Segregação das classes sociais no Brasil (Adaptado da FUVEST 2015)
Enviada em 26/06/2024
No filme “Parasita”, do diretor sul-coreano Bong Joon-ho, a divisão de classes sociais é retratada de forma visceral e perturbadora, mostrando como a desigualdade pode ser devastadora para todos os envolvidos. A obra destaca a segregação social e econômica, tema também relevante na realidade brasileira.
Com efeito, infelizmente, esse fato configura a realidade de muitos brasileiros, os quais são afetados pela falta de acesso à educação de qualidade, além do precário sistema de saúde. Neste contexto, cabe efetivar ações para mudar esse cenário.
Sob esse viés, é relevante destacar que a falta de acesso à educação de qualidade é um dos principais fatores que perpetuam a segregação social no Brasil. Nesse sentido, de acordo com o Instituto Brasileiro de Geografia e Estatística (IBGE), mais de 11 milhões de pessoas no país são analfabetas, a maioria concentrada nas regiões mais pobres. Desse modo, a educação se torna um privilégio de poucos, perpetuando um ciclo de pobreza e exclusão social.
Ademais, cabe ressaltar que o precário sistema de saúde pública também agrava a segregação das classes sociais. Nesse sentido, uma pesquisa realizada pelo Conselho Federal de Medicina (CFM) revelou que a maioria dos municípios brasileiros enfrenta graves problemas na oferta de serviços de saúde, afetando principalmente as camadas mais pobres da população. Assim, aqueles que não podem pagar por um plano de saúde privado ficam à mercê de um sistema ineficiente e sobrecarregado, o que contribui para a manutenção das desigualdades.

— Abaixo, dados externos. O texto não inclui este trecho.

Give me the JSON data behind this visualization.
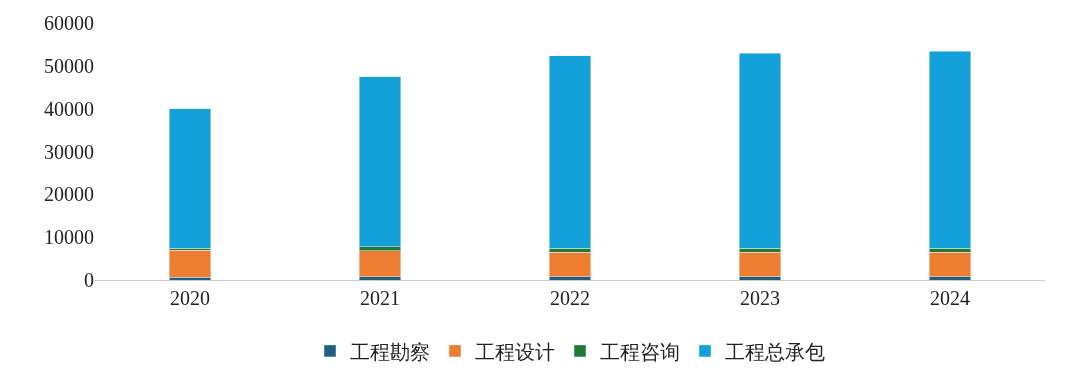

Depreende-se, portanto, que, para amenizar a segregação das classes sociais no Brasil, é imprescindível que o Governo Federal, por meio do Ministério da Educação e do Ministério da Saúde, crie políticas públicas eficazes. Isso deverá ser realizado com o aumento de investimentos em educação e saúde, a melhoria das infraestruturas escolares e hospitalares, e a valorização dos profissionais dessas áreas. Dessa maneira, busca-se garantir igualdade de oportunidades para todos os cidadãos. Com essa medida em prática, o ciclo de desigualdade retratado no início deste texto poderá ser quebrado, promovendo uma sociedade mais justa e igualitária.